The Singers were stunned again when Traczewska showed up later that evening at their hotel in Krakow’s once-Jewish Kazimierz district.
“I get a call that a woman is down in the lobby and wants to see us,” Naomi Singer said. “I go down and it’s the blonde lady from the cemetery. She tells me how important it is to her that she met us. Now that she has seen me, she has to see Duvid too.”
Traczewska’s determination signaled the beginning of what Naomi calls “this beautiful relationship.”
Until Traczewska got involved with Duvid Singer’s Heritage and Discovery tour groups, she says she went about her mission blind. “I would go for an hours-long drive, wait the whole day, and come home empty-handed,” Traczewska says. “I was at a breaking point. It was a blessing to find somebody who has all this knowledge about the history of Galicia and the tsaddikim — and trusts me enough to share his group secrets.”
A photographer with Rembrandt’s eye
It can be sublimely powerful when Traczewska has to take her photos, as she often does, from a distance, through windows, doorways and tree branches.

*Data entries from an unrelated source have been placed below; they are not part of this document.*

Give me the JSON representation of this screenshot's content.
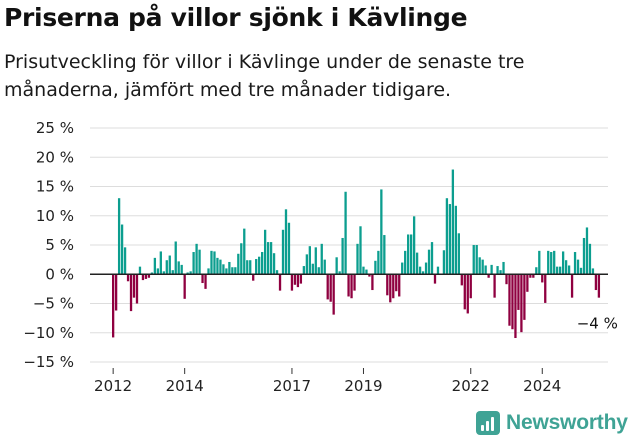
{
  "header": {
    "title": "Priserna på villor sjönk i Kävlinge",
    "subtitle": "Prisutveckling för villor i Kävlinge under de senaste tre månaderna, jämfört med tre månader tidigare."
  },
  "brand": {
    "name": "Newsworthy",
    "icon": "newsworthy-logo-icon",
    "color": "#3fa395"
  },
  "colors": {
    "positive": "#0c9e8f",
    "negative": "#8f0040",
    "grid": "#dddddd",
    "zero_line": "#222222"
  },
  "chart_data": {
    "type": "bar",
    "title": "Priserna på villor sjönk i Kävlinge",
    "subtitle": "Prisutveckling för villor i Kävlinge under de senaste tre månaderna, jämfört med tre månader tidigare.",
    "xlabel": "",
    "ylabel": "",
    "ylim": [
      -15,
      25
    ],
    "y_ticks": [
      25,
      20,
      15,
      10,
      5,
      0,
      -5,
      -10,
      -15
    ],
    "y_tick_labels": [
      "25 %",
      "20 %",
      "15 %",
      "10 %",
      "5 %",
      "0 %",
      "−5 %",
      "−10 %",
      "−15 %"
    ],
    "x_ticks": [
      2012,
      2014,
      2017,
      2019,
      2022,
      2024
    ],
    "x_tick_labels": [
      "2012",
      "2014",
      "2017",
      "2019",
      "2022",
      "2024"
    ],
    "grid": true,
    "legend": "none",
    "annotation": {
      "text": "−4 %",
      "for": "last"
    },
    "start_period": "2012-01",
    "frequency": "monthly",
    "values": [
      -10.8,
      -6.2,
      13.0,
      8.5,
      4.6,
      -1.2,
      -6.3,
      -4.0,
      -5.0,
      1.3,
      -1.0,
      -0.8,
      -0.6,
      0.3,
      2.8,
      1.0,
      3.9,
      0.5,
      2.4,
      3.2,
      0.7,
      5.6,
      2.2,
      1.6,
      -4.2,
      0.3,
      0.5,
      3.8,
      5.2,
      4.2,
      -1.5,
      -2.5,
      1.0,
      4.0,
      3.9,
      2.8,
      2.5,
      1.7,
      1.0,
      2.1,
      1.2,
      1.2,
      3.5,
      5.3,
      7.8,
      2.4,
      2.4,
      -1.1,
      2.6,
      3.0,
      3.8,
      7.6,
      5.5,
      5.5,
      3.6,
      0.7,
      -2.8,
      7.6,
      11.1,
      8.8,
      -2.8,
      -1.8,
      -2.2,
      -1.6,
      1.4,
      3.4,
      4.8,
      1.8,
      4.6,
      1.2,
      5.2,
      2.5,
      -4.3,
      -4.7,
      -6.9,
      2.9,
      0.5,
      6.2,
      14.1,
      -3.8,
      -4.1,
      -2.8,
      5.2,
      8.2,
      1.3,
      0.8,
      -0.4,
      -2.7,
      2.3,
      4.0,
      14.5,
      6.7,
      -3.6,
      -4.8,
      -4.1,
      -2.9,
      -3.8,
      2.0,
      4.0,
      6.8,
      6.8,
      9.9,
      3.7,
      1.3,
      0.5,
      2.0,
      4.2,
      5.5,
      -1.6,
      1.3,
      0.0,
      4.1,
      13.0,
      12.0,
      17.9,
      11.7,
      7.0,
      -1.9,
      -6.0,
      -6.7,
      -4.1,
      5.0,
      5.0,
      2.9,
      2.5,
      1.5,
      -0.6,
      1.6,
      -4.0,
      1.4,
      0.7,
      2.1,
      -1.7,
      -8.8,
      -9.4,
      -10.9,
      -6.1,
      -9.9,
      -7.8,
      -3.0,
      -0.6,
      -0.6,
      1.2,
      4.0,
      -1.4,
      -4.9,
      4.0,
      3.8,
      4.0,
      1.3,
      1.3,
      3.9,
      2.4,
      1.5,
      -4.0,
      3.8,
      2.5,
      1.1,
      6.2,
      8.0,
      5.2,
      1.0,
      -2.7,
      -4.0
    ]
  }
}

Several of Traczewska’s images are noteworthy for the tense but respectful distance between photographer and subject. In one black-and-white shot of Hasidim trudging through forest leaves to an ohel, a young man steals a wary glance at the camera.
In another photo, Traczewska subdues her presence so that her subjects, a cigarette-smoking bucher and a young boy, contemplate the contents of an old barrel and ignore her altogether.

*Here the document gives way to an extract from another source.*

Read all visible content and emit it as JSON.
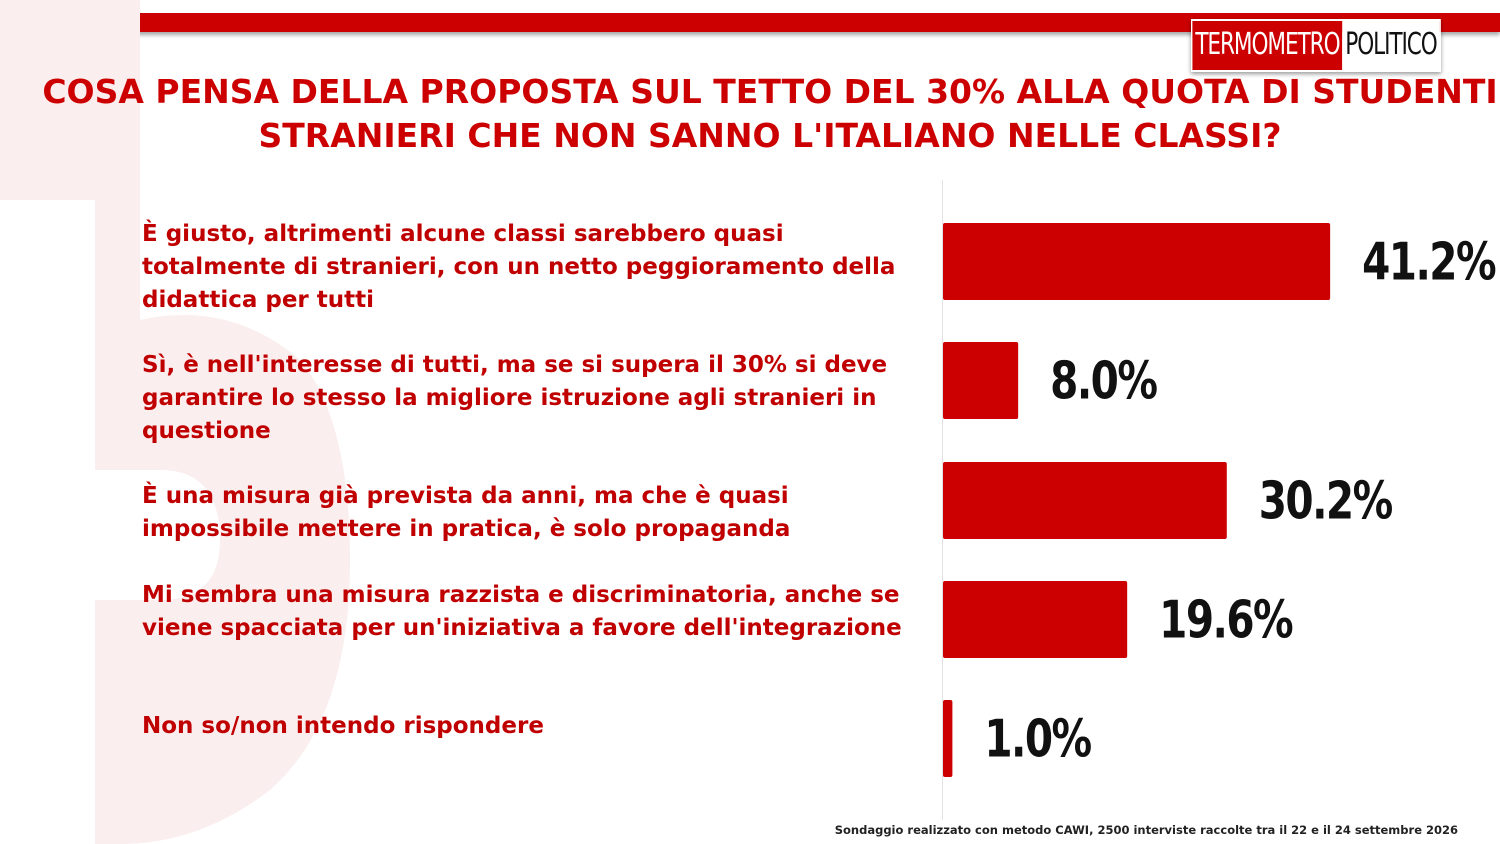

In some of her most gorgeous shots, Traczewska borrows styles and motifs from paintings. Hasidim draped in tallisim suggest Rembrandt. A Hasid and elderly Polish woman lit up by lantern light could be figures on a Vermeer canvas.

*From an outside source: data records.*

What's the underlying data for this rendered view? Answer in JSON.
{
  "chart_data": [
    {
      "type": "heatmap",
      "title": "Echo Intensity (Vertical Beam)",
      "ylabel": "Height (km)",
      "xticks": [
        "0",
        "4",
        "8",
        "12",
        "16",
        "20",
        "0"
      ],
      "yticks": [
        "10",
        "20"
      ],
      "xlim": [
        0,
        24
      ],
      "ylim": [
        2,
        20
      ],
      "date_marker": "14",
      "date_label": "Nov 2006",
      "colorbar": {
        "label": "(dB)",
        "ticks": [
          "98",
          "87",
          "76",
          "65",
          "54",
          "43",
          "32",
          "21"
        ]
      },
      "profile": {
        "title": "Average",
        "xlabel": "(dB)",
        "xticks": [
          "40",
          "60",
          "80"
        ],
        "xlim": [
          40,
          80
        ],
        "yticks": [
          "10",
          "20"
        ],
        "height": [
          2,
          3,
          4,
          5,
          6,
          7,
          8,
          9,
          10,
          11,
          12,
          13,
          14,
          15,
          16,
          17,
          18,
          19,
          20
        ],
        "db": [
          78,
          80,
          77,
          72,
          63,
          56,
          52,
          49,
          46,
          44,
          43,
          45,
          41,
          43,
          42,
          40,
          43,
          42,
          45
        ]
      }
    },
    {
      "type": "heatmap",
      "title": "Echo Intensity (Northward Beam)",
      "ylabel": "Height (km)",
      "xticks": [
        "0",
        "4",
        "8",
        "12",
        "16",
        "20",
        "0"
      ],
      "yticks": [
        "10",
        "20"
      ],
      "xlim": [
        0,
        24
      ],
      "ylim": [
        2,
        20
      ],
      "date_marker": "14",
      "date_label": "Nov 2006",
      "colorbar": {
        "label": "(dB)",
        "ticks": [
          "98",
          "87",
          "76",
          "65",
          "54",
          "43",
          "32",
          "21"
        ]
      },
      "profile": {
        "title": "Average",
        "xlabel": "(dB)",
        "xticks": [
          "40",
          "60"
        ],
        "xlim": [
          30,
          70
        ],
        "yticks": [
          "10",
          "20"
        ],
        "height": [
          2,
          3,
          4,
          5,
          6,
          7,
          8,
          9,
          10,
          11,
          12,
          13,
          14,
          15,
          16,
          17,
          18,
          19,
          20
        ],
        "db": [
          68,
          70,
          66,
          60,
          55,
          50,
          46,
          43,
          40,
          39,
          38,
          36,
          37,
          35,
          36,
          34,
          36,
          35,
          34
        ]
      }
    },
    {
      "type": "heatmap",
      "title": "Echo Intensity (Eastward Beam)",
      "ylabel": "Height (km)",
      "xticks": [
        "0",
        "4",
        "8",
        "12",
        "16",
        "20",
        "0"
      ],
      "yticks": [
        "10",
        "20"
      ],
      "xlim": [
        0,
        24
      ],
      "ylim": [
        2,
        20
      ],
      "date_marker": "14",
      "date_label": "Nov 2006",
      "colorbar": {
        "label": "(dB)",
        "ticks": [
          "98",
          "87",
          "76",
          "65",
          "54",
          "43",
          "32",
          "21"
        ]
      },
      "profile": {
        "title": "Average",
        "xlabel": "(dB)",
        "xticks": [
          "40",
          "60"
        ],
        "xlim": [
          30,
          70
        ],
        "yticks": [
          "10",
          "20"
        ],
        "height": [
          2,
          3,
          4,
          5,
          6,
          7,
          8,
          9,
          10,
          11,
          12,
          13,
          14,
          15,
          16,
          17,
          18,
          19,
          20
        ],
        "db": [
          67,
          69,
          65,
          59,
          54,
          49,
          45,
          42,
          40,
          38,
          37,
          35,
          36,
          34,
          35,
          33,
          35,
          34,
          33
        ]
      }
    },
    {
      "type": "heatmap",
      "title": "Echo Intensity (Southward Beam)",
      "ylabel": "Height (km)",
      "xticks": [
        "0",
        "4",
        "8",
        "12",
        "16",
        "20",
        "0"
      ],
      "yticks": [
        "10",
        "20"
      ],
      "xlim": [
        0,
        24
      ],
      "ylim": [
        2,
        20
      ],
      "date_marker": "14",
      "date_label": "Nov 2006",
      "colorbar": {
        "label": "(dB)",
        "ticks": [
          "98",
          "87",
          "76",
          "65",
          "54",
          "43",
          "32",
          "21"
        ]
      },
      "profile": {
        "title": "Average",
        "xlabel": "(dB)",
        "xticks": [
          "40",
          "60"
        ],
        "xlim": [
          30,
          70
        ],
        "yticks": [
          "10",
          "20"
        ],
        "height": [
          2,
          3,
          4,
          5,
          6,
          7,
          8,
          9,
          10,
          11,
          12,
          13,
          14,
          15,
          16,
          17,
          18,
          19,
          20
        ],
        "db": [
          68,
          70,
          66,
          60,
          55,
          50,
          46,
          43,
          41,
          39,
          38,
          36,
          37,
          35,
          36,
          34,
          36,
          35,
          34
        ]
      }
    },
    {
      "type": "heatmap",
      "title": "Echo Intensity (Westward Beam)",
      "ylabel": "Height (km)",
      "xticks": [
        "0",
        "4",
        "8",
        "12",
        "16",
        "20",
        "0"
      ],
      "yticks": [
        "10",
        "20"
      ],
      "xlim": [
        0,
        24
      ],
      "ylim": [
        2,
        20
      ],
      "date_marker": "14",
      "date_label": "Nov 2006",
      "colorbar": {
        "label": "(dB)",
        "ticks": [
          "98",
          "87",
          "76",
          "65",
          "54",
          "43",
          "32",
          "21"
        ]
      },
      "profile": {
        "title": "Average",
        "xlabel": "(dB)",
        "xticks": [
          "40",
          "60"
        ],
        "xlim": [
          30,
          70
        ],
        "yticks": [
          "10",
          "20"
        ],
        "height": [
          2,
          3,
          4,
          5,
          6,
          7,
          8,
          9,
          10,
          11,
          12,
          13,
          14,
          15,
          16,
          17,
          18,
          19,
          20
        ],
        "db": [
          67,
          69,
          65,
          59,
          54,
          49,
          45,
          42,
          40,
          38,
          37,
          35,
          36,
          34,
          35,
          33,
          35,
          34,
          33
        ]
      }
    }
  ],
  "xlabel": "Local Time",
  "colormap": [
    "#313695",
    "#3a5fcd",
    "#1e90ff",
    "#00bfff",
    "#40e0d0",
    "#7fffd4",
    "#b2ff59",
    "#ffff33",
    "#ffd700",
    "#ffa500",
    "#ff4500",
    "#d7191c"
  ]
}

Every so often Traczewska gets the personal shot that nobody else can.
First Time, a photograph taken in Mea Shearim, reveals the rarely-seen first private hour between a newly married husband and wife. The husband, barely out of his teens, wears a shtreimel the size of a lampshade and turns a giddy smile to the camera. His wife, clad in lacy white, titters into her palm. Her black-clad mother-in-law, one hand raised toward the groom, laughs and waves at the young couple. Traczewska says the photo, which some alleged was an invasion of privacy, stirred up a “balagan” among some Haredim until a number of rabbis praised Traczewska for humanizing a frequently disparaged community.
“When I started going to Israel, I made certain to meet an entire family, not just the man, as I did with the Kroyses,” Traczewska says, referring to the family of the couple photographed in “First Time.” “Getting to know the Kroyses’ sixteen children, sharing Shabbos with them and learning about Jewish practice helped us build a feeling of trust and love for each other. Our emotion is there in my photograph.”
Traczewska’s methodology bore fruit in 2014, when National Geographic magazine awarded “First Time” second place in its annual Traveler Photo Contest. The photo beat out some 18,000 other entries.
Other shots by Traczewska feature her longtime friend Duvid Singer tucked into small knots of Hasidim at cemeteries, ohalim and shuls. Traczewska includes him often as a testament to the friendship possible, despite all odds, between two peoples who shared the same piece of earth for a thousand years.
Barbara Finkelstein is at work on a book about mental illness and housing in the Bronx. She is a regular contributor to the Forverts.